For decades now the United Nations has been unable to agree a definition of terrorism. Even our own supreme court recently concluded that there is no internationally agreed definition. The stumbling block has been that western governments want states and state agents to be exempt from any definition. And a number of Islamic counties want some national liberation movements exempt.

That’s false, of course. Most if not all Western governments are agreed that Iran and Syria are state sponsors of terrorism. To the extent that they shy away from putting that label on some countries (such as Saudi Arabia and Qatar), it is not because they don’t know what state terrorism is, or because they object to the idea, but because of political considerations, whether good or bad.

I am eating aubergines and flatbread with Dr Samah Jabr in a cool Palestinian cafe in Stoke Newington. A psychiatrist and psychotherapist who works out of East Jerusalem, Dr Jabr is quietly spoken, modest, and perhaps just a little bit shocked by my lapses into overly colourful language. She is an educated, middle-class Palestinian (in no way a rabble-rouser) but she insists that the word terrorist has become a powerful – though often un-thought-through – political pejorative employed to discredit legitimate resistance to the violence of occupation.
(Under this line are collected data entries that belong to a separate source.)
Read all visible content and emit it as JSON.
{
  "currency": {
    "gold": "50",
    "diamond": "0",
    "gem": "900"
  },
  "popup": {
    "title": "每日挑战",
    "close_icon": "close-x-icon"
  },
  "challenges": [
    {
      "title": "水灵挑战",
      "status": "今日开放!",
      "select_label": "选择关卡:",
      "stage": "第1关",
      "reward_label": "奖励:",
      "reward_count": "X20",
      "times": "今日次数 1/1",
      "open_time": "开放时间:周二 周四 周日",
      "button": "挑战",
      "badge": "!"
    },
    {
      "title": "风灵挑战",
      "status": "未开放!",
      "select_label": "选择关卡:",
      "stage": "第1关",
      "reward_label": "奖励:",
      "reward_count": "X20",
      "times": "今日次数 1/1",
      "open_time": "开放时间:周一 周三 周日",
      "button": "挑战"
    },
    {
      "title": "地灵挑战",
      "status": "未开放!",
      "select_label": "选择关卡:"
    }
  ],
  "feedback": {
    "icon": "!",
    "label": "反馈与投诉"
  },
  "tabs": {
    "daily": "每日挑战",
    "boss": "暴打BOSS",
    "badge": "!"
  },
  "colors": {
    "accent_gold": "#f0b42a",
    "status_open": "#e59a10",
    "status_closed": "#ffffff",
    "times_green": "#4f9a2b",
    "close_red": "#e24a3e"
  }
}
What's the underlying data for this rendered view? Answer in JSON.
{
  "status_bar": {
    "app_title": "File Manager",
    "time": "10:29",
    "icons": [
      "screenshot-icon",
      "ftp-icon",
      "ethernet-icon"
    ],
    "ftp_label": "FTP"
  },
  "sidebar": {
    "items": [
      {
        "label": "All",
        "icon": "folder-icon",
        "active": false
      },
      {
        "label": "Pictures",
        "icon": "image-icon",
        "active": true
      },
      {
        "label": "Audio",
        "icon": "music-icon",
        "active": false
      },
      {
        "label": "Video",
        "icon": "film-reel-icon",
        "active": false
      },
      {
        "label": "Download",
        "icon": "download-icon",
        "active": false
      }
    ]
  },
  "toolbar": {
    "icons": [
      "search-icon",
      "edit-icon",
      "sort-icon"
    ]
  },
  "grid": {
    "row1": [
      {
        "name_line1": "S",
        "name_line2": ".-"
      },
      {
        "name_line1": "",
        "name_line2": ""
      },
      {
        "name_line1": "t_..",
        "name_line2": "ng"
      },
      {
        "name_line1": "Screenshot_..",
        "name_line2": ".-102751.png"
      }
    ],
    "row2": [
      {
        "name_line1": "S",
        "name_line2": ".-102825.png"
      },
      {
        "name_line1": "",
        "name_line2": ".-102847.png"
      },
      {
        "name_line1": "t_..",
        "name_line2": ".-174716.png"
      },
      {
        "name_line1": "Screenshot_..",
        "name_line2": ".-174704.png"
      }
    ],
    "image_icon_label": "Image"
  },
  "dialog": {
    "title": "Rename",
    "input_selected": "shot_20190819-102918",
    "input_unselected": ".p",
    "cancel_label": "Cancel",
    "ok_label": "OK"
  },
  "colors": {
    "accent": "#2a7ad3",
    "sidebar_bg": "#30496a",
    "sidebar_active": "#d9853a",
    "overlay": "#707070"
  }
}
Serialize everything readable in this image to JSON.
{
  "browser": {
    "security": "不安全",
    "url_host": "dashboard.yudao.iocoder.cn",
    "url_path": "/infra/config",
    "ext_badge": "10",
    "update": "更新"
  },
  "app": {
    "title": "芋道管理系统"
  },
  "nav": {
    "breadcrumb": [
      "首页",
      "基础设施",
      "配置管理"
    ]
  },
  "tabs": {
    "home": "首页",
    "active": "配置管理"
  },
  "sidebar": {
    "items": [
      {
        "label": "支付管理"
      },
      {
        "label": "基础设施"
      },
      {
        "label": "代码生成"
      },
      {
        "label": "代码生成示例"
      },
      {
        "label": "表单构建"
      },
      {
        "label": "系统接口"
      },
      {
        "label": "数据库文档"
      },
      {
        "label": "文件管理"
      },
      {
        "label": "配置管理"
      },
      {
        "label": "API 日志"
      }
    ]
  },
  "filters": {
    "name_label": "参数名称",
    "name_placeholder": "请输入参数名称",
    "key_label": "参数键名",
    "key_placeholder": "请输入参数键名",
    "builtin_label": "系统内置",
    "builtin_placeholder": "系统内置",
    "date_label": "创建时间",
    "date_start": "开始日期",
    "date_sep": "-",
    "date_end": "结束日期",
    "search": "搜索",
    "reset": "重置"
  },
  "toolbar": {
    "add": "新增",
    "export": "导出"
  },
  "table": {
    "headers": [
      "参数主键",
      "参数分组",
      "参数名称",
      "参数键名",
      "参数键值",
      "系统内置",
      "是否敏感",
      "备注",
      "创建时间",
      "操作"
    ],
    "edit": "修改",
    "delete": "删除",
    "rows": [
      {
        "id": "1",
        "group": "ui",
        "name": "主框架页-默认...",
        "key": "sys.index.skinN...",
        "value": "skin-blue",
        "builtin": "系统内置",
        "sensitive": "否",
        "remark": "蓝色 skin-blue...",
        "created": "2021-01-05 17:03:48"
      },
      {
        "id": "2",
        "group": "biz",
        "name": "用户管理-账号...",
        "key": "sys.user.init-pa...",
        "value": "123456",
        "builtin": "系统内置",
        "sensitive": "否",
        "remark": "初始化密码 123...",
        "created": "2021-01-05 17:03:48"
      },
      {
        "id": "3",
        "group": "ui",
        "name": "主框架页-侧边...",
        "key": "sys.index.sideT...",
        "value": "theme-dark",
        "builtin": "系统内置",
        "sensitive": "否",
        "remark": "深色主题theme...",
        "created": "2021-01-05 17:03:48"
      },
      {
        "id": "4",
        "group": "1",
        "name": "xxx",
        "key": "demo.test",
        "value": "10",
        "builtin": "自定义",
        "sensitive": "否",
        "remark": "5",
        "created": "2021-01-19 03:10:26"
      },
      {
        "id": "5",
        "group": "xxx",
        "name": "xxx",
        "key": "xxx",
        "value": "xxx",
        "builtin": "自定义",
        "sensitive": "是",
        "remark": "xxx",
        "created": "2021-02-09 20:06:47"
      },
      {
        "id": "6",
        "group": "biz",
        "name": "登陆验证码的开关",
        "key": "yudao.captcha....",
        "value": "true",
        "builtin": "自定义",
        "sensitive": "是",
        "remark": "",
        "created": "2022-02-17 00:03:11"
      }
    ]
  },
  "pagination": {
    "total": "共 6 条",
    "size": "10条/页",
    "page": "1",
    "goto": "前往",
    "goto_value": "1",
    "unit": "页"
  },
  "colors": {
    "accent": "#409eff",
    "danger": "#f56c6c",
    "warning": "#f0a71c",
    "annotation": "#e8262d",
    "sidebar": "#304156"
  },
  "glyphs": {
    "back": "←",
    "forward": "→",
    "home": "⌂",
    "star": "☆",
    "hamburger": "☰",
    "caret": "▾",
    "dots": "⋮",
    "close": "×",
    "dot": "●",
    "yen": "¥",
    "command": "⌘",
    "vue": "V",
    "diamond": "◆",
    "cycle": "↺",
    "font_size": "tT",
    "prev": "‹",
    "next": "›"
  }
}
What some would call terrorism, she would call a moral duty. She gives me her paper on the subject. “Why is the word ‘terrorist’ so readily applied to individuals or groups who use homemade bombs, but not to states using nuclear and other internationally proscribed weapons to ensure submission to the oppressor?” she asks. She insists that violent resistance must be used in defence and as a last resort. And that it is important to distinguish between civilian and military targets. “The American media call our search for freedom ‘terrorism’,” she complains, “despite the fact that the right to self-determination by armed struggle is permissible under the UN charter’s article 51, concerning self-defence.”

“The right to self-determination” is a fine phrase, one that is joyfully extended by people like Fraser to pretty much every self-identified racial and ethnic group in the world…except Jews. They alone of all the world’s people groups must be required to wander the world, homeless and at the mercy of whoever owns whatever plot of real estate they have been temporarily allowed to settle in. Fraser should know all about the changeable nature of that mercy, given his own country’s history.

Anyway, to the point of Jabr’s diatribe: terrorism is not defined by its use by oppressor or oppressed, nor is it defined by the sophistication of lack thereof of the weapons used. Terrorism is defined by its use against civilian populations. It is used by those who don’t have the means to stand up to military power, so they instead target those who cannot defend themselves. It is the classic weapon of the fanatic, the bully, the coward, and incipient totalitarian, whose use of terror as a weapon illustrates well the kind of rule under which others would live if the terrorist triumphs. Indeed, the reports out of Gaza that indicate that millions of tons of concrete that were given for humanitarian purposes have been diverted from a needy Palestinian civilian population to build tunnels that can be used to facilitate the further slaughter of Israeli civilians. Hamas is an equal opportunity terrorist organization in that regard–as long as it is around, everyone, Jew and Arab, will suffer.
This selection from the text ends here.